The myocardium of the left ventricle (LV) was delineated on the CTld using the artificial intelligence based algorithm “Whole-heart segmentation in non-contrast-enhanced CT” in all patients44. On basis of this segmentation, the mean SUV was calculated for the myocardium. Additionally, one investigator manually (FVDH) delineated the LV myocardium on the CTA of the COVID-19 patients. The mean SUV derived from the algorithm was compared per patient with the mean SUV derived from the manual delineation in order to verify the algorithm. The relatively thin wall of the right ventricle was not delineated as SUV quantification would be unreliable on a scan without ECG or respiratory gating.

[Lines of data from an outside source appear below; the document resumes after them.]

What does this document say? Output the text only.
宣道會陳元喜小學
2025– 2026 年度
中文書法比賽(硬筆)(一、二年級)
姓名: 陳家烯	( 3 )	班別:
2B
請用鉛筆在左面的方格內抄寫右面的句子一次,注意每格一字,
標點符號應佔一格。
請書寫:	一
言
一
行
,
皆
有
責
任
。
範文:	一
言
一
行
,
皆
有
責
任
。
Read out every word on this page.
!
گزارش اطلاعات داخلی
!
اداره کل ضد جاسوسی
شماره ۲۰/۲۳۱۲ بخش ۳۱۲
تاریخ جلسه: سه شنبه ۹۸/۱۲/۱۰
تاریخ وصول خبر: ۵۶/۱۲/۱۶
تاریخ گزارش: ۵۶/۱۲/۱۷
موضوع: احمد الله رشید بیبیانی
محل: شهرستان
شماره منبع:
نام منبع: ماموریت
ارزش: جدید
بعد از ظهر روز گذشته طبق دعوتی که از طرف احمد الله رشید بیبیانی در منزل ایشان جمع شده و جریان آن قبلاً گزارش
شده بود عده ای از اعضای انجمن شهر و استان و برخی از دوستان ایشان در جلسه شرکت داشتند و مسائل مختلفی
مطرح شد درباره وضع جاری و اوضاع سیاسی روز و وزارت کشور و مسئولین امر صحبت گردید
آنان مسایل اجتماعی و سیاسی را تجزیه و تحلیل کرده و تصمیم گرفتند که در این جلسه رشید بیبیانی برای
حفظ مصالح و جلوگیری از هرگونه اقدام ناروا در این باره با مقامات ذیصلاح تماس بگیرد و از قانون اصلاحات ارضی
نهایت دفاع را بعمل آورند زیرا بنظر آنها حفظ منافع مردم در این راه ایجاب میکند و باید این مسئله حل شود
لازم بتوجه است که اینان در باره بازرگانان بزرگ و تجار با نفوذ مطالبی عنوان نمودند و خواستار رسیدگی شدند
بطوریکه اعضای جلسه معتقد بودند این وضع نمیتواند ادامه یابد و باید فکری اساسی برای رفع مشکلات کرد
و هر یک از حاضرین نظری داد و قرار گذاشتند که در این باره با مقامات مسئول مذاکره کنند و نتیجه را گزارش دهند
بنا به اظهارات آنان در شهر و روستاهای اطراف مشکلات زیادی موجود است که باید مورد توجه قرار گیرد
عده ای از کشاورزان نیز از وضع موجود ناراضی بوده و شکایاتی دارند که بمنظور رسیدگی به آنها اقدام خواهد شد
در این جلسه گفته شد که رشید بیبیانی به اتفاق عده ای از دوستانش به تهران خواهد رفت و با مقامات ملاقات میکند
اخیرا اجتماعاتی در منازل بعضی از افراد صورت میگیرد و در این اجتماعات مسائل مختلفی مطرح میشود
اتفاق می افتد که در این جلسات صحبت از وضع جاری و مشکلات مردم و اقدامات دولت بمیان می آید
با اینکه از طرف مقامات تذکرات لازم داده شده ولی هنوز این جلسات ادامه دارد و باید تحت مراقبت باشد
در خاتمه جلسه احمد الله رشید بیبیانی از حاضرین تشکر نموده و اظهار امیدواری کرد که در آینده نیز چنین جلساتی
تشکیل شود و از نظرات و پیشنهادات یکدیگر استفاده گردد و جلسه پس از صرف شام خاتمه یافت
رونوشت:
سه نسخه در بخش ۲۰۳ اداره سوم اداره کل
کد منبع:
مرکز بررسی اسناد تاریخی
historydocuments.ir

Carotid artery segmentation

One investigator manually (RvL) delineated bilateral carotid vessel structures of the patients and references on co-registered PET/CT slices (Inveon Research Workplace version 4.2, Siemens). She segmented the common carotid artery (extending from the aortic arch until the carotid bulb), internal carotid artery, external carotid artery and the carotid canal and put ROIs in the lumen, vessel wall and atherosclerotic plaques. The carotid bifurcation was excluded from the ROI to prevent influence of the partial volume effect. ROIs were additionally reviewed by a neuroradiologist with 12 years of experience in neuroradiology. The mean SUV was calculated per ROI and for all regions combined.

Tracer distribution

We set ROIs for blood pool, muscles and spleen to investigate whether variations in tracer distribution between COVID-19 patients and references occurred and calculated SUV mean values. As a representation for blood pool, an ellipsoid (5cm3) was drawn in the lumen of the descending aorta. Muscle activity (where uptake is expected to be low) was calculated using an ellipsoid (5cm3) in the trapezius muscle and an ellipsoid (10cm3) in the spleen.

Statistical analysis

Patient characteristics are displayed as counts and percentages and median with IQR. The mean standardized uptake value was calculated and the standard deviation. Differences in mean SUV between COVID-19 patients and references were analyzed using the Mann–Whitney U test. A paired T-test was used to calculate differences in affected versus unaffected parenchyma. Correlations between mean SUV and clinical parameters were calculated using Pearson r. Two-sided P values of less than 0.05 were considered statistically significant. Statistical analysis was performed using SPSS 25 (IBM) and Graphpad Prism 5 software (GraphPad Software).